Sounds rather like the "ash heap of history," eh?
Andrew Stuttaford posts some Engels quotes that Giles Udy, author of
Labour And The Gulag: Russia and the Seduction of the British Left, about how Britain's Labour Party has ignored and excused the violence and horrors of communism governments as if such results are totally unrelated to the ideology of socialism, has been tweeting.
[S]uch offensive, vulgar, democratic arguments! To denigrate violence as something to be rejected, when we all know that in the end nothing can be achieved without violence!”

This is our calling, that we shall become the templars of this Grail, gird the sword round our loins for its sake and stake our lives joyfully in the last, holy war which will be followed by the thousand-year reign of freedom.

We discovered that in connection with these figures the German national simpletons and money-grubbers of the Frankfurt parliamentary swamp always counted as Germans the Polish Jews as well, although this dirtiest of all races, neither by its jargon nor by its descent, but at most only through its lust for profit, could have any relation of kinship with Frankfurt.

We have no compassion and we ask no compassion from you.
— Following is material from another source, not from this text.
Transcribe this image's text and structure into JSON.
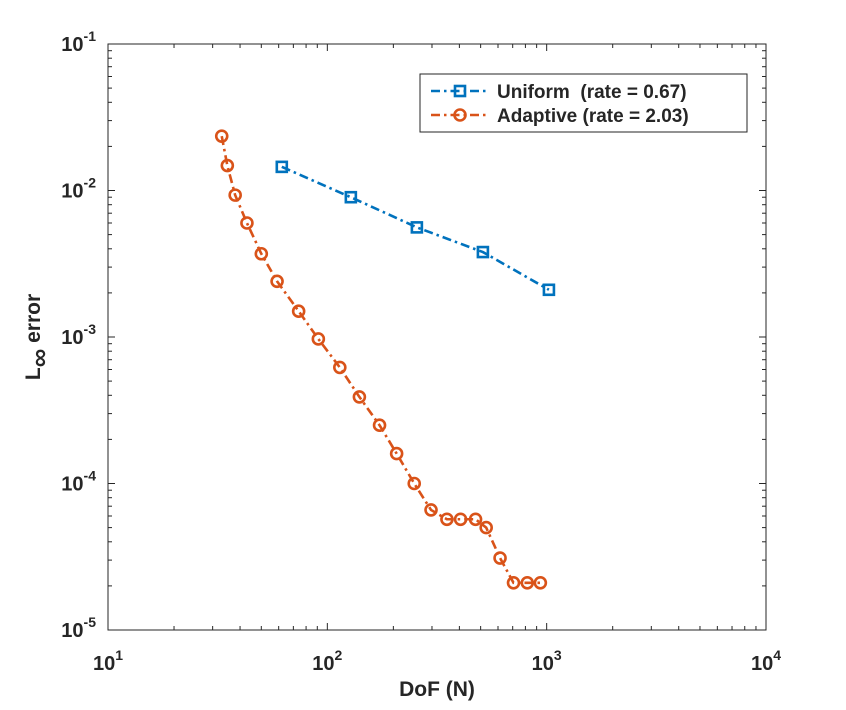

When our turn comes, we shall not make excuses for the terror.

[General war will] wipe out all these trash nations [a harsh, but reasonably accurate translation of Völkerabfälle, the term Engels used] down to their very names. The next world war will result in the disappearance from the face of the earth not only of reactionary classes and dynasties, but also of entire reactionary peoples. And that, too, is a step forward.”
Yup, that's the sort of man that Manchester should want honored in their city.